Джина вдруг вскакивает на ноги, впервые за сегодня взглянув Лайту в глаза, — этот тяжёлый взгляд насквозь прожигает его сердце, — и принимается расхаживать по комнате, удивительно живо взмахивая руками.
— Целые снежные поля, понимаешь, Лайт? Такие белые, что от них слепит глаза, искрящиеся, переливающиеся на свету. Наверняка этот снег мягкий на ощупь, как песок, но нежнее. Синдбад как-то рассказывал мне о таком месте… — девушка опускается на кровать, выглядя ещё более несчастной, чем раньше. Казалось, эта сильная эмоциональная вспышка отняла все оставшиеся силы, и Джина продолжает совсем тихо: — Он и сам был там лишь однажды, уж слишком далёкое и трудное это плавание. Ведь там, где так холодно, даже в море можно наткнуться на огромные ледяные глыбы, погубив и корабль, и всю команду заодно.

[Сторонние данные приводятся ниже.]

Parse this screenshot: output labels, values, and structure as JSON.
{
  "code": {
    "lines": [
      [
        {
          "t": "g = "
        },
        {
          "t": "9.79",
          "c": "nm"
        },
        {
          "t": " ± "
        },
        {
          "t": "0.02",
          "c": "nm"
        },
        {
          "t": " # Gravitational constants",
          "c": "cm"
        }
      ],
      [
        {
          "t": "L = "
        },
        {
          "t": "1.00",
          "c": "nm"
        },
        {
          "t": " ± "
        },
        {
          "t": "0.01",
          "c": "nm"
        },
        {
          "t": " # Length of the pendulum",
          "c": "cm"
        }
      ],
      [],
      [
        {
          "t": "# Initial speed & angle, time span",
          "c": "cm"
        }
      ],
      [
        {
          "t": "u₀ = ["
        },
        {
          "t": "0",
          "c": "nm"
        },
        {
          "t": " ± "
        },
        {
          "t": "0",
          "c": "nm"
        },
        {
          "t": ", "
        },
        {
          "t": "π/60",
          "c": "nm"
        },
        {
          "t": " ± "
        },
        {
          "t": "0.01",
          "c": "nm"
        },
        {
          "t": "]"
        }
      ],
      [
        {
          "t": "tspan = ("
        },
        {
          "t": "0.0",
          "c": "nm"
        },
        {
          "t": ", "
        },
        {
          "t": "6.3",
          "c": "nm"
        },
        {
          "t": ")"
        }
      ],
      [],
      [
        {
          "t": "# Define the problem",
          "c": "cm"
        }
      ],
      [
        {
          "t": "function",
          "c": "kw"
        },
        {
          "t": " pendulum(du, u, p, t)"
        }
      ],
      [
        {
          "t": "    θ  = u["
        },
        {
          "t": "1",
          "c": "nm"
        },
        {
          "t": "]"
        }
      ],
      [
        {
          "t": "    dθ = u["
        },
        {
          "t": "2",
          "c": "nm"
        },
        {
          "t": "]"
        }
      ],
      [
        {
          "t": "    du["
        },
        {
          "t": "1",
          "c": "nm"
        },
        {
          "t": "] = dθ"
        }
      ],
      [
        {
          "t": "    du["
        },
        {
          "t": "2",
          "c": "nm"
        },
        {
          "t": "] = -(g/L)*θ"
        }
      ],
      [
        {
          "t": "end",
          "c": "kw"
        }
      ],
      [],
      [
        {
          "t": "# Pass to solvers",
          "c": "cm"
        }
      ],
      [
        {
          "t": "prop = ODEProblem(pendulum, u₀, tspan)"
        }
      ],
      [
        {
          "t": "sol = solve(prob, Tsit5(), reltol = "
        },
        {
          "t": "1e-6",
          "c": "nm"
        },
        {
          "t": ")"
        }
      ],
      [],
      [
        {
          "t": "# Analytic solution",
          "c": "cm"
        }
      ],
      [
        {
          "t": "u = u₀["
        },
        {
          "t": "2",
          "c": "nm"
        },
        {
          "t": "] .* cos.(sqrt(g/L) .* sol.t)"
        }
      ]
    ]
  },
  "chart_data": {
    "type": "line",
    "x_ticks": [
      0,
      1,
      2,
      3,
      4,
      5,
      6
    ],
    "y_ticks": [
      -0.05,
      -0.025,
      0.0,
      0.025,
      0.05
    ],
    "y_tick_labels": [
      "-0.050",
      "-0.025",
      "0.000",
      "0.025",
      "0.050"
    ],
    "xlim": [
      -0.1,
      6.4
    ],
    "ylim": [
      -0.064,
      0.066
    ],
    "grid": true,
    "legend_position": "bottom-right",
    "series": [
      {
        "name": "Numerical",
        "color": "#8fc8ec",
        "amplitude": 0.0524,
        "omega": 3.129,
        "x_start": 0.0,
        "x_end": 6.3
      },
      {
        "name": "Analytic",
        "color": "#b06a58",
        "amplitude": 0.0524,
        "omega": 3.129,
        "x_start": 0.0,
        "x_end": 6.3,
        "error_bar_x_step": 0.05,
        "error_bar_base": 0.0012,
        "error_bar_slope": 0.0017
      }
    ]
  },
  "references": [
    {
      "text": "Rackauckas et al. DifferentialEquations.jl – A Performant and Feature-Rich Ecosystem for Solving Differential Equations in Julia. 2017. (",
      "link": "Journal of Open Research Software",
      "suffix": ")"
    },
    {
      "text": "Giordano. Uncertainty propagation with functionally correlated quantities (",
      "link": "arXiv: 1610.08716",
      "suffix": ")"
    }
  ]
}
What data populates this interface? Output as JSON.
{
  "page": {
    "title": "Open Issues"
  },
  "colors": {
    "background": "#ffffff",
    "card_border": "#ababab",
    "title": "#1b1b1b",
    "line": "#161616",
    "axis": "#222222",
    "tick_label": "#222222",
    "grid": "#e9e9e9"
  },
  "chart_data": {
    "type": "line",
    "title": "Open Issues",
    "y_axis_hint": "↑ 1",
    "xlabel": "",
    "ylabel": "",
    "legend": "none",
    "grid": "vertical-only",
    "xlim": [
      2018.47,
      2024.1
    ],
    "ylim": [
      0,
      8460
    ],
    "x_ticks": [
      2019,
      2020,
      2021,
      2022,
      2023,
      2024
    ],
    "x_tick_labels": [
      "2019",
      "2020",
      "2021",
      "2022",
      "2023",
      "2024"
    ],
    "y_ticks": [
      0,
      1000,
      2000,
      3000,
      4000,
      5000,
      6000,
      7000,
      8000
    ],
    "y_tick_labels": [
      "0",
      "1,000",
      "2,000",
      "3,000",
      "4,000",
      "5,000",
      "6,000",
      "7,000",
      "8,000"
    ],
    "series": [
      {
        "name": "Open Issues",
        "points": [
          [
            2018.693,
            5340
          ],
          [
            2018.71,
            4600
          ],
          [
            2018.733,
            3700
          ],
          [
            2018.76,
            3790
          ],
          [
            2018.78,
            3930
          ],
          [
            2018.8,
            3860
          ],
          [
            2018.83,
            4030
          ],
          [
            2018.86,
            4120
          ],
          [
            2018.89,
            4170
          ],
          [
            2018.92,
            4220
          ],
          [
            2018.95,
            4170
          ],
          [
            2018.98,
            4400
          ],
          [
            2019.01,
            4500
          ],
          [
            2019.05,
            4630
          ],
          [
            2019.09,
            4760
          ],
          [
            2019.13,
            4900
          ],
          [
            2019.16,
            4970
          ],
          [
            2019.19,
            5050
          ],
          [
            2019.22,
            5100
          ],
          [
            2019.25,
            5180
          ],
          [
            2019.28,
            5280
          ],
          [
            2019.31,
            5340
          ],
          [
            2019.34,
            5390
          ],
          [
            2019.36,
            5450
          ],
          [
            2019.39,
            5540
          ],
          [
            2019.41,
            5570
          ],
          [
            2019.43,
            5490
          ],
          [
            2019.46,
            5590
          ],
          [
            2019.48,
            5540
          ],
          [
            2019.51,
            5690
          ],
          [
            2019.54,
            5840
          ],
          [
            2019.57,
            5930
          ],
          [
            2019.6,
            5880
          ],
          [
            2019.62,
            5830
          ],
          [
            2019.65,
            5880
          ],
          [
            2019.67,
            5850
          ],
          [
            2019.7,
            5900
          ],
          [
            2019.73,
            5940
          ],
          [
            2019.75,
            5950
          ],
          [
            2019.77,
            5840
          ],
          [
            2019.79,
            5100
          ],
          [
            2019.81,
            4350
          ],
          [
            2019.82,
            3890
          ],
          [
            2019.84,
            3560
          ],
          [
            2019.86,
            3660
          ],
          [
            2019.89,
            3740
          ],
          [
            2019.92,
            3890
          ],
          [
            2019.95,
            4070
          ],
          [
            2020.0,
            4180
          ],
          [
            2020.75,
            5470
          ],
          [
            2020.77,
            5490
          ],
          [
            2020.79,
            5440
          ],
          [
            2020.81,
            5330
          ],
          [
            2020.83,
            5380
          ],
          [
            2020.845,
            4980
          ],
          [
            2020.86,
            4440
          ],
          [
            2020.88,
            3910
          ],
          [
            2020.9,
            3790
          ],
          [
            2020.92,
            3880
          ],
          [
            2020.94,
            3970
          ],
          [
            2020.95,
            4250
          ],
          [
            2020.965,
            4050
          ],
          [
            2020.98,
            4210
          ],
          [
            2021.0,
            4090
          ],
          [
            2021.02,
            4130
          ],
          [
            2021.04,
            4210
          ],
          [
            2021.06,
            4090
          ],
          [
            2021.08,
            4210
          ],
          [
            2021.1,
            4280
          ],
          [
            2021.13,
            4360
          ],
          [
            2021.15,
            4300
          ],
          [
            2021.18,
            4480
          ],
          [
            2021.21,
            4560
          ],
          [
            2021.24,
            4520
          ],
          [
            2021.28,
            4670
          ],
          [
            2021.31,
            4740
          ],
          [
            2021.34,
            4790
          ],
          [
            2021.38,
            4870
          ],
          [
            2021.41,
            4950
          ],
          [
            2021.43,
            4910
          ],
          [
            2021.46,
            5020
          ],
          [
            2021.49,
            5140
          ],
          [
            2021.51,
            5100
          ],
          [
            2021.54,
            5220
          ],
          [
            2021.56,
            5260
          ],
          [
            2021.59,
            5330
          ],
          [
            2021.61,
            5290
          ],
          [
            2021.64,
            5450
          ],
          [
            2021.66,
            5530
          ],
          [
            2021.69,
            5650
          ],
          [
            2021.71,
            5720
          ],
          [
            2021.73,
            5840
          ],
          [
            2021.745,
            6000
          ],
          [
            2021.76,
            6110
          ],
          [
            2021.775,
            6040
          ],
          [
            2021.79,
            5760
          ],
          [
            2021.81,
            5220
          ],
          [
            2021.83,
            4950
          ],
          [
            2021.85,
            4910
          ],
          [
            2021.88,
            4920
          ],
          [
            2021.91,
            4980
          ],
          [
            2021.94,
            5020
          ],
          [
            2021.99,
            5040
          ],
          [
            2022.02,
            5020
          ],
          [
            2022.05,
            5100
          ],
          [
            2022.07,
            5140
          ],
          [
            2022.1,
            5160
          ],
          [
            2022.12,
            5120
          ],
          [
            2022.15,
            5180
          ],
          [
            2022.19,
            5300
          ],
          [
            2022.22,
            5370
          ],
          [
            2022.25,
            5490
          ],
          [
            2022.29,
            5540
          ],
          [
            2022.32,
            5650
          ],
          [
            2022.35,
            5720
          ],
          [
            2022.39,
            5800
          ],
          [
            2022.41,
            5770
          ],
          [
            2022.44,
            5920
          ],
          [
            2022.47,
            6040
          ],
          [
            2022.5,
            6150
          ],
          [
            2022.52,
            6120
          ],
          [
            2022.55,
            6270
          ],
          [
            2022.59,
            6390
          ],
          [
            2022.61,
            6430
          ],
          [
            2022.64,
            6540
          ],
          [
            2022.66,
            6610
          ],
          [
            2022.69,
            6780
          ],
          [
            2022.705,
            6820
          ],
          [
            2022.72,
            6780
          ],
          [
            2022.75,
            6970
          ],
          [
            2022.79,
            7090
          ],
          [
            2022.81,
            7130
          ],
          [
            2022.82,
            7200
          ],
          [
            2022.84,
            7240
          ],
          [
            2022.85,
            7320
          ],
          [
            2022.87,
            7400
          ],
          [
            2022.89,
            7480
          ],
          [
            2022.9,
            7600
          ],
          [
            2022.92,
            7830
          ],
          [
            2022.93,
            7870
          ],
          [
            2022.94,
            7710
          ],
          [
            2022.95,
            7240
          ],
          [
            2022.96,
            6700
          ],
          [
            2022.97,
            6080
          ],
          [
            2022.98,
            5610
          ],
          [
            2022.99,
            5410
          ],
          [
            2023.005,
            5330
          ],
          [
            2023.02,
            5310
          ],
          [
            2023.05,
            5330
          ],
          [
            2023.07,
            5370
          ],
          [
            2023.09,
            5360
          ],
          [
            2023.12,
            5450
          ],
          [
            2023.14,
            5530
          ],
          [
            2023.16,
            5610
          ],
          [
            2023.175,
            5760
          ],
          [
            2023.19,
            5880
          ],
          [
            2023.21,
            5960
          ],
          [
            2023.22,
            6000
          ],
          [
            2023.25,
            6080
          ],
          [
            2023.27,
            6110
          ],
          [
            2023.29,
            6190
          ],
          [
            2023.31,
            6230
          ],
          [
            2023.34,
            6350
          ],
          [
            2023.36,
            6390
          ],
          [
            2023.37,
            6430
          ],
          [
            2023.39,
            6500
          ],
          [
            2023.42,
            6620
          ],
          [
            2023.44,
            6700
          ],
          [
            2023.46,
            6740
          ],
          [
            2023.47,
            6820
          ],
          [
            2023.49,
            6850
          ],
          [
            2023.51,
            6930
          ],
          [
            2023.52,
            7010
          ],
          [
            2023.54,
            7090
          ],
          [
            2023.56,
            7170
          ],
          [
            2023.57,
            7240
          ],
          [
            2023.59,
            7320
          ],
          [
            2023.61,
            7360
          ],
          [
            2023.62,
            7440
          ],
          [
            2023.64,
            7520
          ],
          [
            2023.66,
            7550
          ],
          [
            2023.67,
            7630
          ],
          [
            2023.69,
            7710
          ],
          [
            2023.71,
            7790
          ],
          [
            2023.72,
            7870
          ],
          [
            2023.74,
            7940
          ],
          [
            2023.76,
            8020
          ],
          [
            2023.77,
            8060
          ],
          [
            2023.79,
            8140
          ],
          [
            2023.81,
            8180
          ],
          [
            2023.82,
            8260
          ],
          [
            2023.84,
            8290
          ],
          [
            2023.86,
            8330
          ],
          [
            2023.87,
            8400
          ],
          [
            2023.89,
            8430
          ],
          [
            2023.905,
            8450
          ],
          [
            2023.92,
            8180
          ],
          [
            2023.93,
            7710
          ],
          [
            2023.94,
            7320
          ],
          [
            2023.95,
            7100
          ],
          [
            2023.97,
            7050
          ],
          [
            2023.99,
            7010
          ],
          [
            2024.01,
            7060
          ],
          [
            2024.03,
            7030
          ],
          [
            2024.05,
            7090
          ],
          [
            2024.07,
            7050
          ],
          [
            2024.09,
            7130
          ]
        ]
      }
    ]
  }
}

Лайт осторожно подходит ближе, усаживаясь на другой край постели, молчит, ожидая, что она скажет дальше и совершенно не представляя, к чему вообще этот странный монолог. Будто он совсем не знает эту Джину. Переменчивая, вспыльчивая, временами агрессивная, иногда апатичная и плаксивая, ни капельки не похожая на жизнерадостную, полную энтузиазма и неисчерпаемого оптимизма девушку, в которую он так безнадёжно влюбился. Даже не знал, что она может быть такой. Но это открытие юношу нисколько не отталкивает, напротив, ему было бы даже приятно, что рядом с ним Джина позволяет себе быть самой собой, если бы эта новая, доселе скрытая от него часть не приносила ей сейчас такое страдание. Всё, что он хочет, — это снова увидеть нежную улыбку, от которой уголки губ сами поднимаются в ответ, а по плечам и ладоням разливается тепло. Лайт с трудом отвлекается от взлелеянных в потайных уголках души воспоминаний, понимая, что Джина всё ещё говорит с ним.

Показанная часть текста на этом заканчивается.